Why growth is more important than profit? ›

Profitability and growth go hand-in-hand when it comes to success in business. Profit is key to basic financial survival as a corporate entity, while growth is key to profit and long-term success. Investors should weigh each factor as it relates to a particular company.

Are growth funds better than value funds? ›

The question of which investing style is better depends on many factors, since each style can perform better in different economic climates. Growth stocks may do better when interest rates are low and expected to stay low, while many investors shift to value stocks as rates rise.

What is an example of growth investing? ›

What are the examples of growth investing? Growth investing includes high volatility stocks providing high returns, such as penny stocks, futures and options, foreign currency and real estate, etc.

Are growth stocks a good investment? ›

Growth stocks are stocks of companies whose revenue is growing faster than average. Growth stocks typically don't pay dividends, reinvesting profits into their growth instead.

What is the difference between growth investing and value investing? ›

Where growth investing seeks out companies that are growing their revenue, profits or cash flow at a faster-than-average pace, value investing targets older companies priced below their intrinsic value. GARP investors also use intrinsic value to find growth companies that are attractively priced.

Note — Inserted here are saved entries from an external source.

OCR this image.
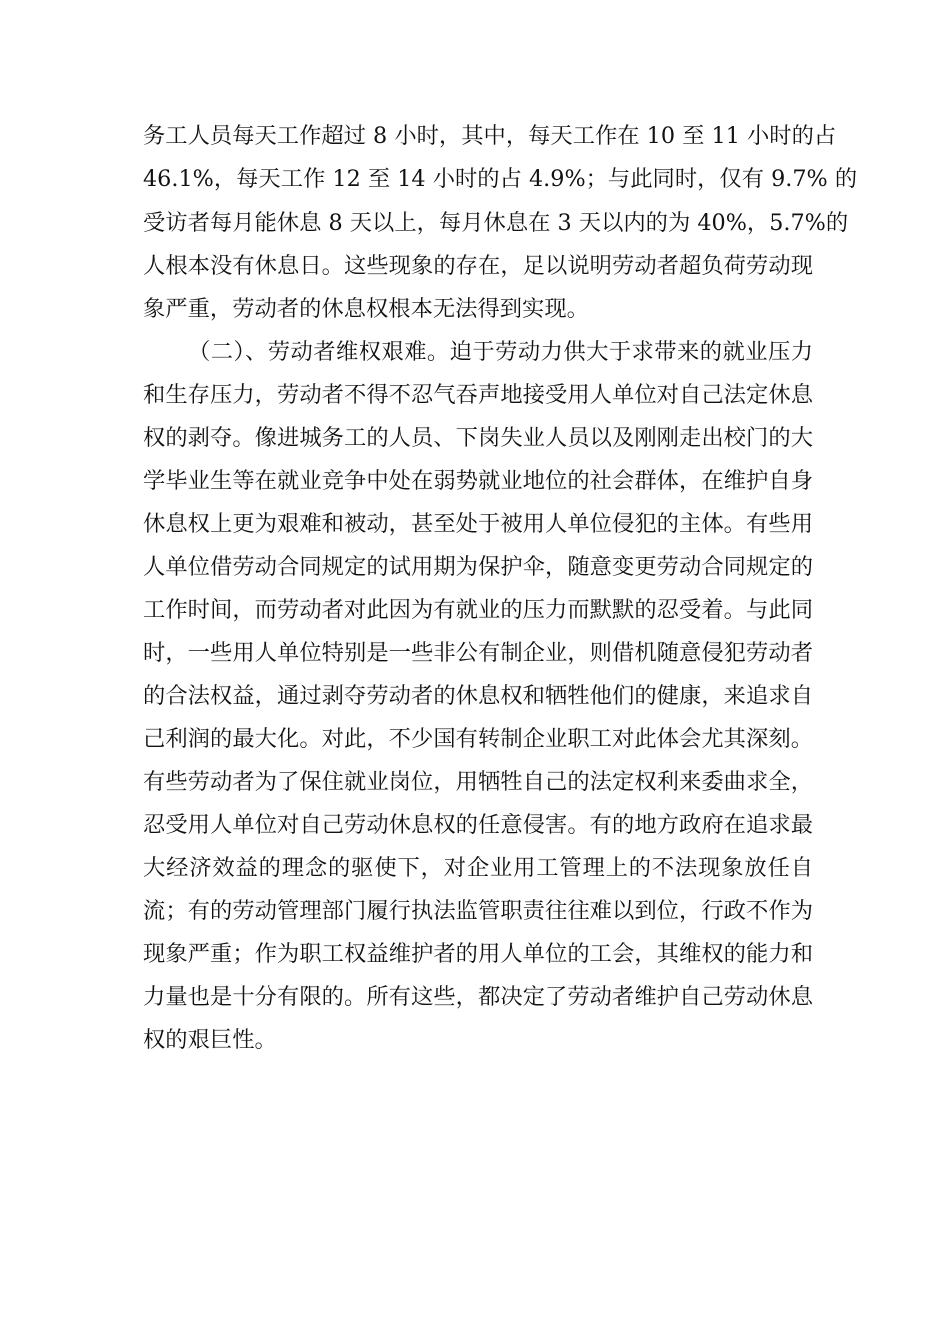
务工人员每天工作超过 8 小时，其中，每天工作在 10 至 11 小时的占
46.1%，每天工作 12 至 14 小时的占 4.9%；与此同时，仅有 9.7% 的
受访者每月能休息 8 天以上，每月休息在 3 天以内的为 40%，5.7%的
人根本没有休息日。这些现象的存在，足以说明劳动者超负荷劳动现
象严重，劳动者的休息权根本无法得到实现。
（二）、劳动者维权艰难。迫于劳动力供大于求带来的就业压力
和生存压力，劳动者不得不忍气吞声地接受用人单位对自己法定休息
权的剥夺。像进城务工的人员、下岗失业人员以及刚刚走出校门的大
学毕业生等在就业竞争中处在弱势就业地位的社会群体，在维护自身
休息权上更为艰难和被动，甚至处于被用人单位侵犯的主体。有些用
人单位借劳动合同规定的试用期为保护伞，随意变更劳动合同规定的
工作时间，而劳动者对此因为有就业的压力而默默的忍受着。与此同
时，一些用人单位特别是一些非公有制企业，则借机随意侵犯劳动者
的合法权益，通过剥夺劳动者的休息权和牺牲他们的健康，来追求自
己利润的最大化。对此，不少国有转制企业职工对此体会尤其深刻。
有些劳动者为了保住就业岗位，用牺牲自己的法定权利来委曲求全，
忍受用人单位对自己劳动休息权的任意侵害。有的地方政府在追求最
大经济效益的理念的驱使下，对企业用工管理上的不法现象放任自
流；有的劳动管理部门履行执法监管职责往往难以到位，行政不作为
现象严重；作为职工权益维护者的用人单位的工会，其维权的能力和
力量也是十分有限的。所有这些，都决定了劳动者维护自己劳动休息
权的艰巨性。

When should I invest in growth stocks? ›

Growth stocks, in general, have the potential to perform better when interest rates are falling and company earnings are rising. However, they may also be the first to be punished when the economy is cooling.

What are the 5 golden rules of investing? ›

The golden rules of investing
  • If you can't afford to invest yet, don't. It's true that starting to invest early can give your investments more time to grow over the long term. ...
  • Set your investment expectations. ...
  • Understand your investment. ...
  • Diversify. ...
  • Take a long-term view. ...
  • Keep on top of your investments.

What is a growth strategy? ›

A growth strategy is a detailed outline that lists the actions businesses plan to take to expand operations, increase revenue and boost market reach. With a growth strategy, an organization evaluates its financial, market and industry positions to establish clear objectives that help the business develop over time.

What do growth investors tend to do as compared to value investors? ›

Value investing involves buying stocks that appear undervalued based on financial metrics like dividend yield and P/E ratios. These stocks typically belong to mature companies. Growth investing targets companies with strong potential for future growth, often reinvesting profits for expansion.

Do value funds outperform growth funds? ›

Value premiums have often shown up quickly and in large magnitudes. For example, in years when value outperformed growth, the average premium was nearly 15%. On average, value stocks have outperformed growth stocks by 4.4% annually in the US since 1927, as Exhibit 1 shows.

Will growth or value outperform in 2024? ›

We expect lackluster global earnings growth with downside for equities from current levels.” Against this backdrop, value stocks have a strong chance of outperforming their growth counterparts in 2024.

Is value or growth investing riskier? ›

Growth companies offer higher upside potential and therefore are inherently riskier. There's no guarantee a company's investments in growth will successfully lead to profit.